One of my friends has offered to be my camera car for the Ducati review video I'm shooting, so I head to his place and then off to Balboa Park to shoot as the sun is setting. As I pull up he remarks that I look a lot cooler on this bike. I agree. I feel cooler on this Monster; maybe I am cooler. I get lost in my thoughts of how different college could have been with this kind of street cred and bad boy image...then I stall the bike. Smooth. I start it back up and head out to the park to be wooed by the high-revving engine with a distinctly Ducati sound. Then I'm reminded of the nut-crushing engine braking that occurs when you let off the accelerator even the slightest. I guess I'll just have to keep driving fast in order to avoid it.

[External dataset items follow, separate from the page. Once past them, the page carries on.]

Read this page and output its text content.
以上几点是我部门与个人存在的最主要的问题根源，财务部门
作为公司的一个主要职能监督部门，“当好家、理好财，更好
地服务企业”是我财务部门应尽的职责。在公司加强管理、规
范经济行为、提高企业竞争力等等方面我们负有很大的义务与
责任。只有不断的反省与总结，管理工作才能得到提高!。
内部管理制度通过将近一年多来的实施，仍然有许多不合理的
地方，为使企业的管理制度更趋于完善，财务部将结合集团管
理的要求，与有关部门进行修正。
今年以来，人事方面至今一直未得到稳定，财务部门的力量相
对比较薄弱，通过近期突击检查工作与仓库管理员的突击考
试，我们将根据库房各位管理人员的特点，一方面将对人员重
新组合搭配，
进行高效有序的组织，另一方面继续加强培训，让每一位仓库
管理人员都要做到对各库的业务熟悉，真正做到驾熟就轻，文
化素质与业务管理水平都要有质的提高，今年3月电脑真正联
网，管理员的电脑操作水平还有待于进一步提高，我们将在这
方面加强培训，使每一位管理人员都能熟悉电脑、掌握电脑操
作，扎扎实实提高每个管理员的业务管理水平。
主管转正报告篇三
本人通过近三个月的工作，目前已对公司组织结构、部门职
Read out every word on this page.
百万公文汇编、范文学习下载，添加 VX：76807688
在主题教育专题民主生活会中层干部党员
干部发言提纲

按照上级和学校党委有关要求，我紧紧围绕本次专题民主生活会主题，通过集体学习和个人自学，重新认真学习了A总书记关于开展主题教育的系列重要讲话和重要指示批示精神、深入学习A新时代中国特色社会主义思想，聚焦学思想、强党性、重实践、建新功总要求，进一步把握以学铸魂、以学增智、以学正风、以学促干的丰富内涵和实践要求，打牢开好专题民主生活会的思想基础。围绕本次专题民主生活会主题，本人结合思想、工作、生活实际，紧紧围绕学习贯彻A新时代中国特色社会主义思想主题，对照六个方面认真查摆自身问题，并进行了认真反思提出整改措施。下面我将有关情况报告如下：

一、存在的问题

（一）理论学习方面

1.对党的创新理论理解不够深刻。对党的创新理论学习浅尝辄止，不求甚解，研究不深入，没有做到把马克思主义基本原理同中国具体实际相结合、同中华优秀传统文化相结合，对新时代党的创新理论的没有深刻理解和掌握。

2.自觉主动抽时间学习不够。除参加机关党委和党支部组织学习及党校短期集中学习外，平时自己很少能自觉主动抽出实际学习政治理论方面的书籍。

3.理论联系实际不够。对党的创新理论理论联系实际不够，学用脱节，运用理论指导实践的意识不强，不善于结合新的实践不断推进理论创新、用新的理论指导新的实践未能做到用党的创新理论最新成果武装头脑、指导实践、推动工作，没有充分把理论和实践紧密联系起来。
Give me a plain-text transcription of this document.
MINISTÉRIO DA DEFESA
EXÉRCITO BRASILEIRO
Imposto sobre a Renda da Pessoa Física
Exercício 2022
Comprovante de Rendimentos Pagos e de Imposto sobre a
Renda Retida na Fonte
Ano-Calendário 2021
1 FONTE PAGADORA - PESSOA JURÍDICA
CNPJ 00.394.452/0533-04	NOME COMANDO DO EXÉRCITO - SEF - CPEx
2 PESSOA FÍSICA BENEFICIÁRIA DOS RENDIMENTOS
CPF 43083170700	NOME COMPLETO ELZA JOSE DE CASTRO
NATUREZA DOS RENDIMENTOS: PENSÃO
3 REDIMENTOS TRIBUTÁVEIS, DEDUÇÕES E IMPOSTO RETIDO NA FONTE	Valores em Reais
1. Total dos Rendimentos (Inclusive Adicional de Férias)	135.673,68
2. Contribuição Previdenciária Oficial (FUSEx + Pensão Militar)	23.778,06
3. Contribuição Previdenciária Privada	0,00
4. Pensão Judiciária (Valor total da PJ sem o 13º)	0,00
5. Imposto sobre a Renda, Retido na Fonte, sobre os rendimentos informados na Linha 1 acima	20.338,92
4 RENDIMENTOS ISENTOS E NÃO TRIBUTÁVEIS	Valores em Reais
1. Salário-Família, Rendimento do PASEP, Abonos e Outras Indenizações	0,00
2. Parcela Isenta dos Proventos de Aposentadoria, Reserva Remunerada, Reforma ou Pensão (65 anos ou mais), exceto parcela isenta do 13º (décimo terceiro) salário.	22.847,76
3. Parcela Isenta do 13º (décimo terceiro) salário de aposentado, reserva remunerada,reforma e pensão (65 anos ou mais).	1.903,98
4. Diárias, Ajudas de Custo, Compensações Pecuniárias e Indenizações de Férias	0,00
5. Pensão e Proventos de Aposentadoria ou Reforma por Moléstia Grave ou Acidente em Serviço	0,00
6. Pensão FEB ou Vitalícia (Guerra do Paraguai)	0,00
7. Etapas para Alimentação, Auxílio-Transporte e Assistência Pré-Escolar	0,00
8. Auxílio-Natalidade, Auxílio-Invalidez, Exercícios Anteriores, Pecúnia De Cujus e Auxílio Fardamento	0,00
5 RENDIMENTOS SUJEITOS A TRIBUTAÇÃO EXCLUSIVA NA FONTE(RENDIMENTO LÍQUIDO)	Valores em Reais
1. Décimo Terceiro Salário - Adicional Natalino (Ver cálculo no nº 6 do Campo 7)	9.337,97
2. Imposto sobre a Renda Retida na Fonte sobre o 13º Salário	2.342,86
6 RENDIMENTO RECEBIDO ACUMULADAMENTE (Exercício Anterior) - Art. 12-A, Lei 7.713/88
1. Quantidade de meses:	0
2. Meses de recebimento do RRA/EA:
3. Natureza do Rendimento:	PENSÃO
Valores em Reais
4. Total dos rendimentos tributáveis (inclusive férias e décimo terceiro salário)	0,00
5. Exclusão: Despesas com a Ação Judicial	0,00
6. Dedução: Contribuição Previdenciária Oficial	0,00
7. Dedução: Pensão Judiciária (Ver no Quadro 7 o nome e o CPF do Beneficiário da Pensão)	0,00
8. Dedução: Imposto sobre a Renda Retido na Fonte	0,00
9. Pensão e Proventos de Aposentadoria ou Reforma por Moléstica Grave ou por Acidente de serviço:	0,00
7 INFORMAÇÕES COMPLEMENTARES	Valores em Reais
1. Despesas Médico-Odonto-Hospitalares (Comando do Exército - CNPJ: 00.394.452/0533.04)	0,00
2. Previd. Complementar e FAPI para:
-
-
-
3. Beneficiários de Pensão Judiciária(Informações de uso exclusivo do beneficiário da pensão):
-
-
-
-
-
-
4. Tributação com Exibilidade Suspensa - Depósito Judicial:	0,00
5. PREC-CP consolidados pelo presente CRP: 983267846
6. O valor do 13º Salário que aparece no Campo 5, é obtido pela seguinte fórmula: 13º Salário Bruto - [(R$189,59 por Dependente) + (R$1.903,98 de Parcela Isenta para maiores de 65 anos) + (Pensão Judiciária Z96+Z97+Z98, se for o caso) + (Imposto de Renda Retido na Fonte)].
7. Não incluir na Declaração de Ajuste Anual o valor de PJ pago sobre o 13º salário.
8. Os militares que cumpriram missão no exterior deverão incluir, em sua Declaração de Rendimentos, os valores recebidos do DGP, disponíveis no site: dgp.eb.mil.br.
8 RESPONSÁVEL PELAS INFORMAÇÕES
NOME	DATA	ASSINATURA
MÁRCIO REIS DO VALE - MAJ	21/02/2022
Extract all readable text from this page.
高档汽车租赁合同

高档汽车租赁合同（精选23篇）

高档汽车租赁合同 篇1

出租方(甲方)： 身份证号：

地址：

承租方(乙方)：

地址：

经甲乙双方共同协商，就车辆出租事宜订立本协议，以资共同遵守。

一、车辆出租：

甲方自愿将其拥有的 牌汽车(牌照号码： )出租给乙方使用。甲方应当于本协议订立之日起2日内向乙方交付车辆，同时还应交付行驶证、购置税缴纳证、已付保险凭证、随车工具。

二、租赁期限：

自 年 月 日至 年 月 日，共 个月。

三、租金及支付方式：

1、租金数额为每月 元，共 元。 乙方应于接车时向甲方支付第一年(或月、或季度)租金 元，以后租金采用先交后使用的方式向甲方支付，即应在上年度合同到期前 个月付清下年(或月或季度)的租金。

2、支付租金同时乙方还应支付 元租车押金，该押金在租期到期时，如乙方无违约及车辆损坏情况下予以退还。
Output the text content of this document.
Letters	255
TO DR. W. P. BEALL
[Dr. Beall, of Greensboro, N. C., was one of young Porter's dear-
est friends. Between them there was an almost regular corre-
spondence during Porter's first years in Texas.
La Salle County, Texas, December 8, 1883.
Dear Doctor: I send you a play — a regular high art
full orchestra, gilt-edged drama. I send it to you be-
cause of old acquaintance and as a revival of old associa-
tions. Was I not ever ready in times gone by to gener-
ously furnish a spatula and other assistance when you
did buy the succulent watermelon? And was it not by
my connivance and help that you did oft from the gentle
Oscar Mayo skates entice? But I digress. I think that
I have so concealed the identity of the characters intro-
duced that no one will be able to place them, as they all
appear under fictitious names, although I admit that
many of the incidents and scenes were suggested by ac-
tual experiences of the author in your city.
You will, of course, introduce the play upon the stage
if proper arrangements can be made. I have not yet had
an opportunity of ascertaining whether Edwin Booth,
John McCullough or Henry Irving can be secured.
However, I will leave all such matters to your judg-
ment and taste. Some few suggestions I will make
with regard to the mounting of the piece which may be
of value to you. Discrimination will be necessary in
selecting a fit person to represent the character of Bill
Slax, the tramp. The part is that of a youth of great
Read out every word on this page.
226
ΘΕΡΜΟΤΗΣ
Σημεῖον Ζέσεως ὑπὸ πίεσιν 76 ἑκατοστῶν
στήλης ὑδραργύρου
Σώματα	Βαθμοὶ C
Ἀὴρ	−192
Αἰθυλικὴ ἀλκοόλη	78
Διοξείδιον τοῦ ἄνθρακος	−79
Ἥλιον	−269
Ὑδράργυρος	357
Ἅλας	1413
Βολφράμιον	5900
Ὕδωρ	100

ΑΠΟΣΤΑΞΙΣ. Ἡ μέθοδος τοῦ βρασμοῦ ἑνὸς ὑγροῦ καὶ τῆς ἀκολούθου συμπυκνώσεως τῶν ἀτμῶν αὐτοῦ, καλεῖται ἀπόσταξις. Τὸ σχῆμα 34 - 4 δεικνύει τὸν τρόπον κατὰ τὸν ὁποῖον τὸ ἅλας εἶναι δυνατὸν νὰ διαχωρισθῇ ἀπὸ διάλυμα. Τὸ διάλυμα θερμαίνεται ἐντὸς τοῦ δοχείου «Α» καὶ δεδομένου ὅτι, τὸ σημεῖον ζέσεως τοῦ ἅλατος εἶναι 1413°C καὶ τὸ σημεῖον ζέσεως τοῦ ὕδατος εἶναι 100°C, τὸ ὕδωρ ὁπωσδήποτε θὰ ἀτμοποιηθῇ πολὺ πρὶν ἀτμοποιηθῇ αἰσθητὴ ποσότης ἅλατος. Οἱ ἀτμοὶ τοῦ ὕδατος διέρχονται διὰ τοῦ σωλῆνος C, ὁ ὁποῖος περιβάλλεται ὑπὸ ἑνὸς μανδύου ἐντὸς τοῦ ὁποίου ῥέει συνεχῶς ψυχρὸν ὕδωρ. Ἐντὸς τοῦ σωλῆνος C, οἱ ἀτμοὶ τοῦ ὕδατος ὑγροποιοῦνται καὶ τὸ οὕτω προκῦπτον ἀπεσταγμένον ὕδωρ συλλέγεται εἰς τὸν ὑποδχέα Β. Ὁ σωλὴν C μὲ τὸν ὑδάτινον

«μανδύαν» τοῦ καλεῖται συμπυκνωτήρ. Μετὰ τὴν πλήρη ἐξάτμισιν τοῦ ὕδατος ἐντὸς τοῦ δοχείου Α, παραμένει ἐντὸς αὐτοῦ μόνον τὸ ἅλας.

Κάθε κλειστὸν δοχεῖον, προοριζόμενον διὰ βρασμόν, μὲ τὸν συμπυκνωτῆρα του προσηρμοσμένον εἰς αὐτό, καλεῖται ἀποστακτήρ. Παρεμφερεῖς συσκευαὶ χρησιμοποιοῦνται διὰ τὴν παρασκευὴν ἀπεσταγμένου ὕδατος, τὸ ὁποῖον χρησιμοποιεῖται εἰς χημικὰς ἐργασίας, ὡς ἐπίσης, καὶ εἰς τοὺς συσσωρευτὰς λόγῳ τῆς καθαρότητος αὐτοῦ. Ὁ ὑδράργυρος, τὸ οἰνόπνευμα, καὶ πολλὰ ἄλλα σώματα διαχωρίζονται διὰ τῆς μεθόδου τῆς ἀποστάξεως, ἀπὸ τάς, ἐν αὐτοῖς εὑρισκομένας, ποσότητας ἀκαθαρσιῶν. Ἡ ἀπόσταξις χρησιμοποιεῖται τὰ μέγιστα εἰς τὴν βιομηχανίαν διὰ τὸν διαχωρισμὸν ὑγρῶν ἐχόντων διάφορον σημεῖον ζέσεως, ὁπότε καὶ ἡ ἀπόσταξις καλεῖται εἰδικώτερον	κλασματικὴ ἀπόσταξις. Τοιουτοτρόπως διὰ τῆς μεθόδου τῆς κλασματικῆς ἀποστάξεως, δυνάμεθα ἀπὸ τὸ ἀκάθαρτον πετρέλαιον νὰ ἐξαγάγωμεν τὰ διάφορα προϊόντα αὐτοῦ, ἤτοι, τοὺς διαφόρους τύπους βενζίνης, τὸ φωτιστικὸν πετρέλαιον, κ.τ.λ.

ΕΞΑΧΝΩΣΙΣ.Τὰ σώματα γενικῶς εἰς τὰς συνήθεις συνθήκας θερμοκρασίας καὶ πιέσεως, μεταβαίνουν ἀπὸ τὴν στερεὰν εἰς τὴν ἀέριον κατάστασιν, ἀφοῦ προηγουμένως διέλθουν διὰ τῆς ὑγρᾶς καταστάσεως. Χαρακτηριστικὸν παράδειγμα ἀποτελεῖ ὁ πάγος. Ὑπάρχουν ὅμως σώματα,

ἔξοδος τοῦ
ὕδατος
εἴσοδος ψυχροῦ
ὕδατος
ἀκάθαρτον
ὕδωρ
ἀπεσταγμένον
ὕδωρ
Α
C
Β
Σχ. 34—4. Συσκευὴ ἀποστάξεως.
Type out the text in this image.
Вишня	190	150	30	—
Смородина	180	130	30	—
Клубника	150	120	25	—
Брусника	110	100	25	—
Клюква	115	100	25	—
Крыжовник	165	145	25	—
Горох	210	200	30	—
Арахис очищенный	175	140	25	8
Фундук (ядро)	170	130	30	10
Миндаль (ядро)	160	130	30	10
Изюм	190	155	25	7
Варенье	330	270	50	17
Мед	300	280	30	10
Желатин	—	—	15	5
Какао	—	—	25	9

Damn.

Where: Balboa Park
What: Production shoot of the Ducati
Usual In-Car Time: 30 minutes
Alternate Means – Ducati Monster 796: 25 minutes (see above note re: driving style)

Essentials: Ducati Monster 796
Ogio No Drag Backpack 
Aether Skyline Jacket
Sena SMH10R Bluetooth Headset

SATURDAY

It's the end of my car-less journey. I sit gazing at my vehicle gathering some LA grit in my driveway and realize I haven't totally missed it. I am looking forward to driving again, however, even if that means LA traffic. This week has been like a crazy juice fast that only makes sense for a limited time. You can't keep asking restaurants to make an off-menu kale shake or carry your Vego-matic 3000 everywhere; it's impractical and annoying.


When I sit back and think about this week and how much harder it's been to get around LA without a car, I can't help but think what might have been the most incredibly connected, navigable metropolis in the country had it not been for the General Motors streetcar conspiracy, which claims a group of large companies bought up the streetcars in most major cities in America in order to destroy them and make way for cars. Thus the walls of freeways and disconnectedness that characterize LA began. We've been fighting our commutes ever since.


Luckily, bike-share and car-share programs like Zip Car are popping up across the city. A light rail that will connect Santa Monica to downtown is getting closer to completion, and new carpool lanes are being built every day on major freeways. There's been a 4.7 percent increase in ridership on buses and trains over the past two years as well as 28,000 fewer registered passenger cars, which leads one to believe there actually is hope for a more efficient and multi-modal transportation future for this great city. After this week, that's the kind of progress I respect and appreciate.